Language models - OLMo 2
OLMo 2 is a family of fully-open language models, developed start-to-finish with open and accessible training data, open-source training code, reproducible training recipes, transparent evaluations, intermediate checkpoints, and more.
What OLMo 2 provides
for researchers and developers
Models
Explore the collection of fully-open OLMo 2 models, including both pretrained as well as instruction-tuned variants.
Data
Download and explore the underlying training data—the often-hidden secret sauce behind model capabilities that we make freely available to support open scientific research–-used across all stages, including pre-training, mid-training and post-training.
Training
Use and extend our high-performance training code for OLMo 2, which we rely on internally for high-stakes language model training and experimentation.
Evaluation
Inspect the code and data used to produce OLMo 2’s results, which we make openly available for scientific reproduction and scrutiny.
Our philosophy
Early work on pretraining language models considered only a single stage of pretraining on trillions of tokens of unstructured text from massive web crawls.

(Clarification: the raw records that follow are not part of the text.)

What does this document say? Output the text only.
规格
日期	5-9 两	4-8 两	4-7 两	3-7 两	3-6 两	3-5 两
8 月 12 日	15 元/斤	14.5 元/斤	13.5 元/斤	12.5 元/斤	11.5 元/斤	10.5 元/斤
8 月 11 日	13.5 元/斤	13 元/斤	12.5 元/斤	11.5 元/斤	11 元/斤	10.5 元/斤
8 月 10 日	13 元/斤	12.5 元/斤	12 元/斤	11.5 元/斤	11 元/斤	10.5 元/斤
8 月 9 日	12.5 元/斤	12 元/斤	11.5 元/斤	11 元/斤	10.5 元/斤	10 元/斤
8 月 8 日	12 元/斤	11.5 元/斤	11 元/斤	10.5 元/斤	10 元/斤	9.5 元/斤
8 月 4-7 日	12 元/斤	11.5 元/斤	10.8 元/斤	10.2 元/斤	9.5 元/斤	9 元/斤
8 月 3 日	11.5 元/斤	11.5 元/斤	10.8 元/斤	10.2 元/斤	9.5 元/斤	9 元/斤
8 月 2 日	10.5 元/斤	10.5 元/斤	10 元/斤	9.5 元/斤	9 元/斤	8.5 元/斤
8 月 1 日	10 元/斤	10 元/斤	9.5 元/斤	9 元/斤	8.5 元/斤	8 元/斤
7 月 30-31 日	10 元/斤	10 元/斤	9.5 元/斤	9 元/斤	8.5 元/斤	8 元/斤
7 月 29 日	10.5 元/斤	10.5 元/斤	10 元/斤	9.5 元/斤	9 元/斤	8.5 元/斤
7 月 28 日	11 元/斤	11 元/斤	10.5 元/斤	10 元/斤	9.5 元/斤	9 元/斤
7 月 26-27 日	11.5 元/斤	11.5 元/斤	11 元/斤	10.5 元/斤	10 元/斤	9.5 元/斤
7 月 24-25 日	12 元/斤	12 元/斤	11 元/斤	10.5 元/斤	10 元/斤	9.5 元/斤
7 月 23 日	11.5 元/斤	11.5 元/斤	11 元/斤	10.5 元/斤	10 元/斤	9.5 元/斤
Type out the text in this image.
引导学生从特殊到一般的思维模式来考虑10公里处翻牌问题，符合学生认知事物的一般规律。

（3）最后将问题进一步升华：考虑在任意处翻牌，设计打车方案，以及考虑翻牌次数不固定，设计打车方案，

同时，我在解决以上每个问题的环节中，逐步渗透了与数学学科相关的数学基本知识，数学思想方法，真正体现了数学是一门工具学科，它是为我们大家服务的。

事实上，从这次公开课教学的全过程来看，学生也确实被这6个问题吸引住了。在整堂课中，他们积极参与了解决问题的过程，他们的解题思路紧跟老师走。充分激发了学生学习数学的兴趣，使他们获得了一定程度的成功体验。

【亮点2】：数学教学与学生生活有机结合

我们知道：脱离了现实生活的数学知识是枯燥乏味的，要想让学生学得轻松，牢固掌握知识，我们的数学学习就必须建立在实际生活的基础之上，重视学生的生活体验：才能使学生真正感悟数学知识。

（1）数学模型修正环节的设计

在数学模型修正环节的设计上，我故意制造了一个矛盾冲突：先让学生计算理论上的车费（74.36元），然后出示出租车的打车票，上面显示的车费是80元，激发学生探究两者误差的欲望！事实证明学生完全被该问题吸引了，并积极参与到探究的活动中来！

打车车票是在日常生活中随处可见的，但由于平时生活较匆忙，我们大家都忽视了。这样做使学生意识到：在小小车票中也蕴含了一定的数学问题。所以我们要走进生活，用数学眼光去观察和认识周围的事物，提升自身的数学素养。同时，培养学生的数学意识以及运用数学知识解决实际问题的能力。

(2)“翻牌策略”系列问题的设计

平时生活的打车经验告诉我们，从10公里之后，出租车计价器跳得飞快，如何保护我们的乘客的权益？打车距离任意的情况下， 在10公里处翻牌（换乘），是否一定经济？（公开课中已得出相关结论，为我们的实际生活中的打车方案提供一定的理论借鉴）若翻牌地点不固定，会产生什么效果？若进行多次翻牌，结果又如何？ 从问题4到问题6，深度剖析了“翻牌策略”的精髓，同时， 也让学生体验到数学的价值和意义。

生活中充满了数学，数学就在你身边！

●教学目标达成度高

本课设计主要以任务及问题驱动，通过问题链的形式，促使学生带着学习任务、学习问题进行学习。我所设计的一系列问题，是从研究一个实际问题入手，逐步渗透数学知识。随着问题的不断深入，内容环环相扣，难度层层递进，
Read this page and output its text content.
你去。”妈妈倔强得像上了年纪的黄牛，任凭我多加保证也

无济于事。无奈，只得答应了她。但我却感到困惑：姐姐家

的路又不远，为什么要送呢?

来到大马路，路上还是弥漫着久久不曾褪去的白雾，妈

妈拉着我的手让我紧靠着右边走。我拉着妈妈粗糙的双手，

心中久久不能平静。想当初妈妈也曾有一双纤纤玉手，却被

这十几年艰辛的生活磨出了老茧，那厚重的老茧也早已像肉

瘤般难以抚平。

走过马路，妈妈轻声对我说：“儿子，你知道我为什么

Since then, while more sophisticated approaches have emerged—such as the ideas of mid-training, data curriculum, and the relation between training stability and performance—most successful models offer limited information on how to employ these techniques. By openly sharing our data, recipes, and findings, we hope to provide the open-source community with the resources needed to discover new and innovative approaches to improve model pretraining.